AFFECTUS No.137
先月、案内をいただき、あるブランドのコレクションを見るために展示会を訪れた。そのブランドとは「メゾン エウレカ(MAISON EUREKA)」。ドイツを拠点に活動するデザイナーの中津由利加が、2015年にスタートさせたブランドである。
僕は訪れた展示会で、メゾン エウレカの服を初めて見る。
服だけでなく、ビジュアルも同時に見させてもらったが、ページから僕の目が捉えたのはいい意味での「雑味」だった。イメージの横断が心に引っ掛かりをもたせる。女性の服に見えるが、男性の服にも見え、シリアスであるはずなのに、ユーモアが漂う。
ビジュアルから浮かぶブランドの女性像は、ファッションというより服が好きな女の子。
「トレンドは知っているけど、それに振り回されるのはゴメン。私は私」
そんなセリフを言う女の子が僕の頭をよぎる。
彼女が好きな服は、流行で移り変わるトレンドの服じゃなくて、いつになっても着ることで誇らしくなれる、自分の美意識を満たしてくれる服。
そんな服が手に入るなら、古着だっていいし、男性の服、いやおじさんの服でもいい。ダッドなスーツだって彼女にとっては最高に痺れるクールな服だった。彼女は自分の描くカッコよさに境界を設けず横断し、大好きなスタイルを築く。
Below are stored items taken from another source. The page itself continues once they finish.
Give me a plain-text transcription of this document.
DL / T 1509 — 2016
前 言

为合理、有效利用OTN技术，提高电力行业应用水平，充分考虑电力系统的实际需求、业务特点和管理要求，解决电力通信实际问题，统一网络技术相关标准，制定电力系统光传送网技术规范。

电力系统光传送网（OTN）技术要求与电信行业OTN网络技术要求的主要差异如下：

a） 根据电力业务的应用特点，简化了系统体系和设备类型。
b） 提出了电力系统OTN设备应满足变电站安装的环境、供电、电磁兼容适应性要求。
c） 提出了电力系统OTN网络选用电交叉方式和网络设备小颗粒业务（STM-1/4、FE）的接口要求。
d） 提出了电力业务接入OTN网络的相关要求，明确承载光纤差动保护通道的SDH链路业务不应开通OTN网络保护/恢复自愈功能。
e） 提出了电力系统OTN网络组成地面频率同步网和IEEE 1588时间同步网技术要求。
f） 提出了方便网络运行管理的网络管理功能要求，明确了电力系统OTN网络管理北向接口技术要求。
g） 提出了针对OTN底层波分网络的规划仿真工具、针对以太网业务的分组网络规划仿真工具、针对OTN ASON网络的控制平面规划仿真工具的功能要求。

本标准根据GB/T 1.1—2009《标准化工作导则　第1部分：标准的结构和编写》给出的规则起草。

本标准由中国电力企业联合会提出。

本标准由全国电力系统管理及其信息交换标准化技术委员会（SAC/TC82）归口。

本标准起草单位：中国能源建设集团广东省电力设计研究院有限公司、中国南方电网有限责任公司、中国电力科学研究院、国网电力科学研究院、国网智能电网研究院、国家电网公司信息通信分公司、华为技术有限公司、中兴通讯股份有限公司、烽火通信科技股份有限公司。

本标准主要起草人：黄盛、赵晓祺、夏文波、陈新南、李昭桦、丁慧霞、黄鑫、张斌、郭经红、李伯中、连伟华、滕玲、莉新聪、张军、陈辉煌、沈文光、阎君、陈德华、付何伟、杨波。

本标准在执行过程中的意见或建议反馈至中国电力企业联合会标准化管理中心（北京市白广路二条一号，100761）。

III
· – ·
彼女は綺麗に整ったシルエットの服を着るのを好まない。いつも着る服は、自身の身体とはアンバランスなサイズ感だった。
「完璧なんてカッコ悪い」
チャコールグレーのダブルブレステッドジャケットの上から、オレンジのダウンジャケットを羽織る。世間が定義したカッコよさなんて知ったことではない。好きな服をぜんぶ着る。そのことの何がいけないのか。
こうすればオシャレに見えるとか、その組み合わせはNGとか、そんなことはどうでもいい。自分の「好き」をすべて纏う。そうやって服を楽しむことが、メゾン エウレカのアティテュードに僕は思えた。
僕が展示会で見た、ヘリンボーンのテーラードコート。このコートもダブルブレステッドで、ヘリンボーンの素材感がダッドなテイストを醸す。このクラシックでシンプルなコートには、一つの仕掛けがある。服の内部に取り付けられたベルトがそうである。黒いベルトによってコートは、ショルダーバッグのように斜めに掛けることができる。
肩から無造作にぶら下がるテーラードコートは、服が人を個性的にするのではなく、服の着方が人を個性的にすることを教えてくれた。
メゾン エウレカの服に仕掛けられた、スタイリングにアレンジを加えるギミックにはユーモアが潜む。けれどそれがコミカルには振れず、紳士服の持つ整然とした装いを作り上げる。パーソナルな匂いとユーモア、そこにシックな美しさを備え、着用者を控えめに個性化する知的な服。
Instagram全盛の今、他人からどう見られるかばかり気にしていないだろうか。そんな意識で着た服は、本当にあなたの好きな服なのか。心の奥底から、これこそが「私の好き」「俺の好き」と言える服を着ているだろうか。
服を着ることを、もっと自由に大胆に面白く。メゾン エウレカは袖に腕を通す楽しみを、そのギミックで加速させる。